The Endless Saga of Monocyte Diversity

Abstract

Cancer immunotherapy relies on either restoring or activating the function of adaptive immune cells, mainly CD8⁺ T lymphocytes. Despite impressive clinical success, cancer immunotherapy remains ineffective in many patients due to the establishment of tumor resistance, largely dependent on the nature of tumor microenvironment. There are several cellular and molecular mechanisms at play, and the goal is to identify those that are clinically significant. Among the hematopoietic-derived cells, monocytes are endowed with high plasticity, responsible for their pro- and anti-tumoral function. Indeed, monocytes are involved in several cancer-associated processes such as immune-tolerance, metastatic spread, neoangiogenesis, and chemotherapy resistance; on the other hand, by presenting cancer-associated antigens, they can also promote and sustain anti-tumoral T cell response.

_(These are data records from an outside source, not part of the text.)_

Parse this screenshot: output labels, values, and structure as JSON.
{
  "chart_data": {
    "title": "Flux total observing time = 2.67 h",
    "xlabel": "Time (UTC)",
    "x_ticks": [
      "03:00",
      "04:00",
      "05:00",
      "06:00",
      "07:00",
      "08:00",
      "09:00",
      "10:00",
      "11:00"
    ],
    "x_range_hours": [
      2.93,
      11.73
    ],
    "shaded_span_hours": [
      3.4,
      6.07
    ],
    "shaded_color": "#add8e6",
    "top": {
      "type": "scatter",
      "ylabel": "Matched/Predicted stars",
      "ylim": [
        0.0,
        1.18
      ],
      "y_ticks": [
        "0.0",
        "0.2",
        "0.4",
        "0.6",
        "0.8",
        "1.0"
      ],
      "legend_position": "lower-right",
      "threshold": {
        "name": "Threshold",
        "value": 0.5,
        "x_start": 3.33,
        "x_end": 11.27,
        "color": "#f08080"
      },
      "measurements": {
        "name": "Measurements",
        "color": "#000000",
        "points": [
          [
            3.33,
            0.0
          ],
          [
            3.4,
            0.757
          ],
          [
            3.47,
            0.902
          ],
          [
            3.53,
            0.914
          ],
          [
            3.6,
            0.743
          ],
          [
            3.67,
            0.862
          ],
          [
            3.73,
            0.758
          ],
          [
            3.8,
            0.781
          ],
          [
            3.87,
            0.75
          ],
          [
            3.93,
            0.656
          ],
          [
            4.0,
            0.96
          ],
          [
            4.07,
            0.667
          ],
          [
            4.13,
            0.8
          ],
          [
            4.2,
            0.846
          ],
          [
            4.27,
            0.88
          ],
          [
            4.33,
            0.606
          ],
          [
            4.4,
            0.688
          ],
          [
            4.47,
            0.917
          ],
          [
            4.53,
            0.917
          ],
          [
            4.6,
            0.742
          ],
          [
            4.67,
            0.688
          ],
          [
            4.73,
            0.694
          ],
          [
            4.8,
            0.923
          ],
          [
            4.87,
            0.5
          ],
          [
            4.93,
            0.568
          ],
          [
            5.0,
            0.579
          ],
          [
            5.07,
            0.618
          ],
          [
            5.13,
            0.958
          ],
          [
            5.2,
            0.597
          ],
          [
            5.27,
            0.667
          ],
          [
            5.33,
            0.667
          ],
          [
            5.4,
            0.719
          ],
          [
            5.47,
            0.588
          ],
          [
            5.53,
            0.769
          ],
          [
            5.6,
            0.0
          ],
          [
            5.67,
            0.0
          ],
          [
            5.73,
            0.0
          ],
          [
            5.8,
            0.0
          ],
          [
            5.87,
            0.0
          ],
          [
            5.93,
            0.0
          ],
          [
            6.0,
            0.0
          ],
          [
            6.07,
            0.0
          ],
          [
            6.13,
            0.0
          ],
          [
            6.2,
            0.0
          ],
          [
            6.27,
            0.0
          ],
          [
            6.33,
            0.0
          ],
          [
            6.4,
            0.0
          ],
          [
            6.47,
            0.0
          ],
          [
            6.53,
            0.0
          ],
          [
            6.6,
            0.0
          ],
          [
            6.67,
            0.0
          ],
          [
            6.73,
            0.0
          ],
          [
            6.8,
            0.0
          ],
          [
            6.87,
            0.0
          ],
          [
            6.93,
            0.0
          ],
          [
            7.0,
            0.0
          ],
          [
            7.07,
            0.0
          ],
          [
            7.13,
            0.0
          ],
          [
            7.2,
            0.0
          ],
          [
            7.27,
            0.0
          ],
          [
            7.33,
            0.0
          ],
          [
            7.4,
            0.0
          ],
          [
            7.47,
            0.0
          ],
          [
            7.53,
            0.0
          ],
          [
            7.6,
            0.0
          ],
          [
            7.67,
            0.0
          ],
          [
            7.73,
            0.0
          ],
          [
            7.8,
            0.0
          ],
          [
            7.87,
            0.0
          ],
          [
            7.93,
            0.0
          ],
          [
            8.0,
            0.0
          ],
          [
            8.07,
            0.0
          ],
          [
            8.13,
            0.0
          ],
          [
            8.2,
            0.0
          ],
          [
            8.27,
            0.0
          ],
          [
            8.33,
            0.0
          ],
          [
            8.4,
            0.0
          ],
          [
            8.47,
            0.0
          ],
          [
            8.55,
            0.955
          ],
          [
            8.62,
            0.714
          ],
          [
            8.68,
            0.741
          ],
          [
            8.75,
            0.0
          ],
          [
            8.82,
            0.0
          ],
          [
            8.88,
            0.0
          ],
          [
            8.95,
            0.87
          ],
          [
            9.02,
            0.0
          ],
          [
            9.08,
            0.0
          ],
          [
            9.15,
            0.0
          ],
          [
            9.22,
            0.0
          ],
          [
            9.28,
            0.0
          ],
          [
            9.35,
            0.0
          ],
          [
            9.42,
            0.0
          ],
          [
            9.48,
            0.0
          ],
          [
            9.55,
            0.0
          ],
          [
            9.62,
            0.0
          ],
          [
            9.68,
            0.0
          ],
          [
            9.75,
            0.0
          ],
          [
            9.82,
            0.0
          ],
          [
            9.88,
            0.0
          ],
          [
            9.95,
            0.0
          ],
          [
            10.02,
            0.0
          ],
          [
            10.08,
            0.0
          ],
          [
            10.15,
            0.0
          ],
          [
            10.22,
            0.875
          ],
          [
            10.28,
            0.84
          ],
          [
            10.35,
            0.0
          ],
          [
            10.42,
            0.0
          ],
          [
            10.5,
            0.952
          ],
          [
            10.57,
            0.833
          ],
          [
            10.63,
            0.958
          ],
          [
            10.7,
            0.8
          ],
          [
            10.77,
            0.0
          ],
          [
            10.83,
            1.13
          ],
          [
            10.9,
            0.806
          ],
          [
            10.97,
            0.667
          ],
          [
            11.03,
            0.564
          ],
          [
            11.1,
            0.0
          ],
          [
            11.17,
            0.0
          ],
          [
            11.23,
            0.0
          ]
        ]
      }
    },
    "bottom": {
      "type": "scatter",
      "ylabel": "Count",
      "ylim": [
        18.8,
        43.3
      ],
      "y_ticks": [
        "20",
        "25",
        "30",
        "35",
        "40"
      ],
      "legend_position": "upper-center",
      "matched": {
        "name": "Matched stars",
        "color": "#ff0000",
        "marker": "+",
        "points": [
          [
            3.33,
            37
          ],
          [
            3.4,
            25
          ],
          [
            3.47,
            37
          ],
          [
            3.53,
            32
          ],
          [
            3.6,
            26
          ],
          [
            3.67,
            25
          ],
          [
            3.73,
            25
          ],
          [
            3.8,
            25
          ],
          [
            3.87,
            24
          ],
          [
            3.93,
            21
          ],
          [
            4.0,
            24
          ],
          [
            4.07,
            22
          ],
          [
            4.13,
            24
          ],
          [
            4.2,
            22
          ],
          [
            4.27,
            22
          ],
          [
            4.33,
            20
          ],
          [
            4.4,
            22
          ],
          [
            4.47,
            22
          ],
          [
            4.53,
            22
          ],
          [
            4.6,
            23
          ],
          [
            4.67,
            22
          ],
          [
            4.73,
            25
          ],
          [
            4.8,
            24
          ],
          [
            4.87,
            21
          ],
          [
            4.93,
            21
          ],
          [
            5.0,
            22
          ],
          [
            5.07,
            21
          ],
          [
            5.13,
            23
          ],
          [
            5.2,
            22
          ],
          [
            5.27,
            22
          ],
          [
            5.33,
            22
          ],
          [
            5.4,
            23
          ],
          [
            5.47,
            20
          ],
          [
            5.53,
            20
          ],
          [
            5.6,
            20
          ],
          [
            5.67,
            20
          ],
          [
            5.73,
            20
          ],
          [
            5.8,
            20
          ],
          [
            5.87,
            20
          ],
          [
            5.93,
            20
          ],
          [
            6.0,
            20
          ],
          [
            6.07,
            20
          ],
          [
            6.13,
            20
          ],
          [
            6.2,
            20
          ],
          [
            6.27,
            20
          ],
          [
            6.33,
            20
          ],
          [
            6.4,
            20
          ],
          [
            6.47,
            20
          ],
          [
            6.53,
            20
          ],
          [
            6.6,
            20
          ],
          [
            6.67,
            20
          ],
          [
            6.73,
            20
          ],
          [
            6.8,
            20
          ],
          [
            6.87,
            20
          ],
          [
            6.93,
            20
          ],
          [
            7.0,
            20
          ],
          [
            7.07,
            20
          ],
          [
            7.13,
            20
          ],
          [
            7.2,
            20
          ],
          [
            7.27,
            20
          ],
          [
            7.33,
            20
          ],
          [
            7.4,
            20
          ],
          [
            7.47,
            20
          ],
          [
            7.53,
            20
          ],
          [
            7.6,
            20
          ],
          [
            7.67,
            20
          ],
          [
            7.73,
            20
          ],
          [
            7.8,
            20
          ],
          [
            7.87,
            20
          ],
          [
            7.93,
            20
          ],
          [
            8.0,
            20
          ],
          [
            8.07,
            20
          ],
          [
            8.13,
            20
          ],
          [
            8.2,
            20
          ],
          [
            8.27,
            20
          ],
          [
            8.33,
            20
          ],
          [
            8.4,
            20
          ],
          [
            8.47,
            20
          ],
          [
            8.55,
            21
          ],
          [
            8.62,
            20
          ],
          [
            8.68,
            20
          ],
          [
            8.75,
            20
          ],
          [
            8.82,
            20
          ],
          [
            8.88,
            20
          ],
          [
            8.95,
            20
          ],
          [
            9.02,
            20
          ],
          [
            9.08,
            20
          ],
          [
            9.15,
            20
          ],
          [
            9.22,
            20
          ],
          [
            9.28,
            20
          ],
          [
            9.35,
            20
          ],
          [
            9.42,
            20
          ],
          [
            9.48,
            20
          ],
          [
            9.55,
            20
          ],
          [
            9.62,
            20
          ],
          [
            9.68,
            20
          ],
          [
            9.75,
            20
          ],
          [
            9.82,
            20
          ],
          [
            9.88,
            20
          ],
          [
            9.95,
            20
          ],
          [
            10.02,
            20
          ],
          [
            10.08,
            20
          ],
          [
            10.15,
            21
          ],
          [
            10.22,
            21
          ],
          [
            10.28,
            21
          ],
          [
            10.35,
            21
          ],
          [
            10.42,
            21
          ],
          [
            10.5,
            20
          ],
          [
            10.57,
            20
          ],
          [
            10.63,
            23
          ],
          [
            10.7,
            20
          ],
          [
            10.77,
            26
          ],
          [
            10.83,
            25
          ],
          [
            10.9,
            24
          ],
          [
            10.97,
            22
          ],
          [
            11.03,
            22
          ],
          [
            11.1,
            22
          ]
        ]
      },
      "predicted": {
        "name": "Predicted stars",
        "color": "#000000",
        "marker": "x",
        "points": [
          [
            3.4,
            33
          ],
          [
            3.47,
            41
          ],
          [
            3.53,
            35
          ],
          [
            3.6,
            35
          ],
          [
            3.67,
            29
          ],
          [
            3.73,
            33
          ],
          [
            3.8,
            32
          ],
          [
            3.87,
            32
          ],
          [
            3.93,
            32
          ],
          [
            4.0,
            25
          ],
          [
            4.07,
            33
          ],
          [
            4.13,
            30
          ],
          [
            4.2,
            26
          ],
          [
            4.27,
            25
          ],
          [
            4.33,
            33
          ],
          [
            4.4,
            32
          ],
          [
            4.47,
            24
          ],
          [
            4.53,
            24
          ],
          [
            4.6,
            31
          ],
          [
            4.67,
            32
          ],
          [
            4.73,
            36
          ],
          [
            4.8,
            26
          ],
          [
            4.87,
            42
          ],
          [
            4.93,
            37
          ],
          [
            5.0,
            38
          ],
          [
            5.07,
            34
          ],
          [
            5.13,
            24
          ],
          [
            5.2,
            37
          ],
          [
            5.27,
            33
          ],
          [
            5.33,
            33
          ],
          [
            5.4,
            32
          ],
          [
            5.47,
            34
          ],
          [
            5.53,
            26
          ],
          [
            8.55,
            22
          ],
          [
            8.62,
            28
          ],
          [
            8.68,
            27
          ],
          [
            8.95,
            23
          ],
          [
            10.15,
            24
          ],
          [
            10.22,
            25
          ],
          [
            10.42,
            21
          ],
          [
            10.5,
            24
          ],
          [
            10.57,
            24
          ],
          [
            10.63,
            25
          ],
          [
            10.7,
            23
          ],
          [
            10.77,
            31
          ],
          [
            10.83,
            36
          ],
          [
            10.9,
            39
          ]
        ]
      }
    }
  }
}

Recently, by high throughput technologies, new findings have revealed previously underappreciated, profound transcriptional, epigenetic, and metabolic differences among monocyte subsets, which complement and expand our knowledge on the monocyte ontogeny, recruitment during steady state, and emergency hematopoiesis, as seen in cancer. The subdivision into discrete monocytes subsets, both in mice and humans, appears an oversimplification, whereas continuum subsets development is best for depicting the real condition. In this review, we examine the evidences sustaining the existence of a monocyte heterogeneity along with functional activities, at the primary tumor and at the metastatic niche. In particular, we describe how tumor-derived soluble factors and cell-cell contact reprogram monocyte function. Finally, we point out the role of monocytes in preparing and shaping the metastatic niche and describe relevant targetable molecules altering monocyte activities. We think that exploiting monocyte complexity can help identifying key pathways important for the treatment of cancer and several conditions where these cells are involved.

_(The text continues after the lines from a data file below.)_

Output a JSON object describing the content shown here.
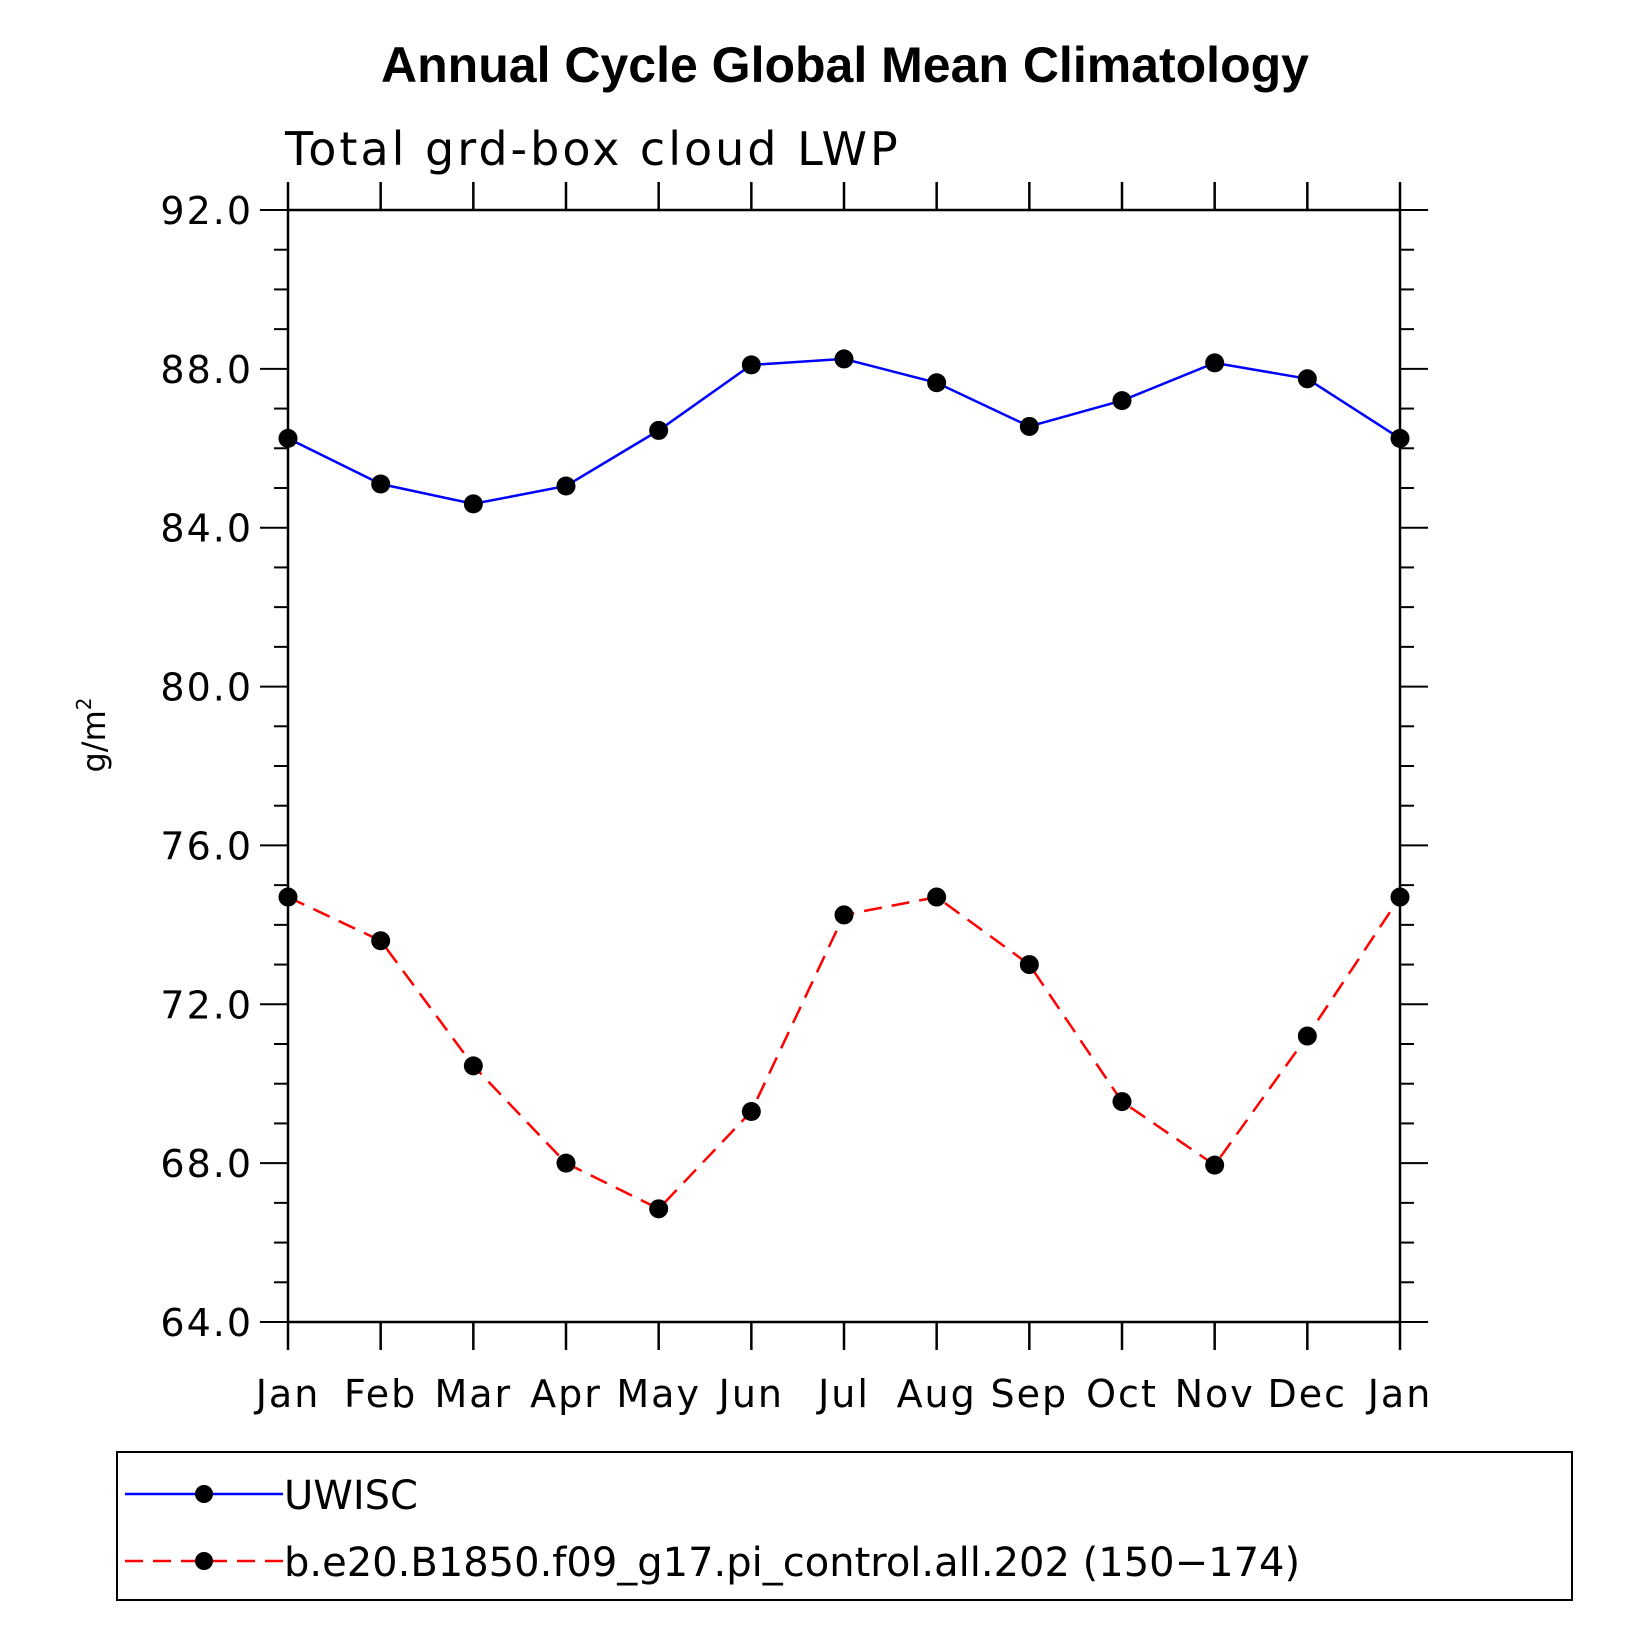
{
  "chart_data": {
    "type": "line",
    "title": "Annual Cycle Global Mean Climatology",
    "subtitle": "Total grd-box cloud LWP",
    "ylabel": "g/m",
    "ylabel_superscript": "2",
    "xlabel": "",
    "categories": [
      "Jan",
      "Feb",
      "Mar",
      "Apr",
      "May",
      "Jun",
      "Jul",
      "Aug",
      "Sep",
      "Oct",
      "Nov",
      "Dec",
      "Jan"
    ],
    "ylim": [
      64.0,
      92.0
    ],
    "yticks": [
      "64.0",
      "68.0",
      "72.0",
      "76.0",
      "80.0",
      "84.0",
      "88.0",
      "92.0"
    ],
    "grid": false,
    "legend_position": "bottom",
    "series": [
      {
        "name": "UWISC",
        "color": "#0000ff",
        "dash": "solid",
        "marker": "filled-circle",
        "values": [
          86.25,
          85.1,
          84.6,
          85.05,
          86.45,
          88.1,
          88.25,
          87.65,
          86.55,
          87.2,
          88.15,
          87.75,
          86.25
        ]
      },
      {
        "name": "b.e20.B1850.f09_g17.pi_control.all.202 (150−174)",
        "color": "#ff0000",
        "dash": "dashed",
        "marker": "filled-circle",
        "values": [
          74.7,
          73.6,
          70.45,
          68.0,
          66.85,
          69.3,
          74.25,
          74.7,
          73.0,
          69.55,
          67.95,
          71.2,
          74.7
        ]
      }
    ]
  }
}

Keywords: metastatic niche; monocyte continuum; monocytes heterogeneity; primary tumor; targeting of monocytes.

Figure 1

Layout depicting the monocyte lineage precursors (on top), the monocyte subsets in the peripheral blood (center), and monocyte fate in cancer tissues. Indicated are relevant surface markers, transcription factors, secreted cytokines, intracellular mediators, and relevant metabolic pathways. Continuous lines indicate events occurring during normal myelopoiesis while shaded lines indicate events in emergency myelopiesis (e.g., cancer and inflammation). Briefly, under steady state cMop precursors originate both inflammatory (1) and patrolling (2) monocytes, both in humans and mice. However, it has been reported that during emergency myelopoiesis cMop precursors can also differentiate into M-MDSC (3) and into not yet defined immature cells (4). Particularly, during infection, inflammatory monocytes acquire a trained phenotype (5) and also switch into Ly6C^int cells (6) only identified in mice and with not fully defined function, transcriptional regulators, and markers. During fibrosis a novel subset of monocytes, so called SatM (8), have been characterized, in mice, defined as Ly6C⁺ and expressing proteins typical of the neutrophil granules (MPO and NE). These cells, together with neutrophil-like monocytes (7), found in peripheral blood of mice during microbial infection and in the bone morrow in steady-state condition, originate from GMP/FcεRI⁺ precursors cells in the bone marrow. In pathological conditions, like cancer, inflammatory monocytes infiltrating the tissue give rise to TAM (9) which in turn represent a fultifaced population of macrophages. Additionally, inflammatory monocytes can also differentiate into classical DC (10) expressing the costimulatory molecules CD80 and CD86 and TipDC (11) expressing high level of NOS2 and TNFα.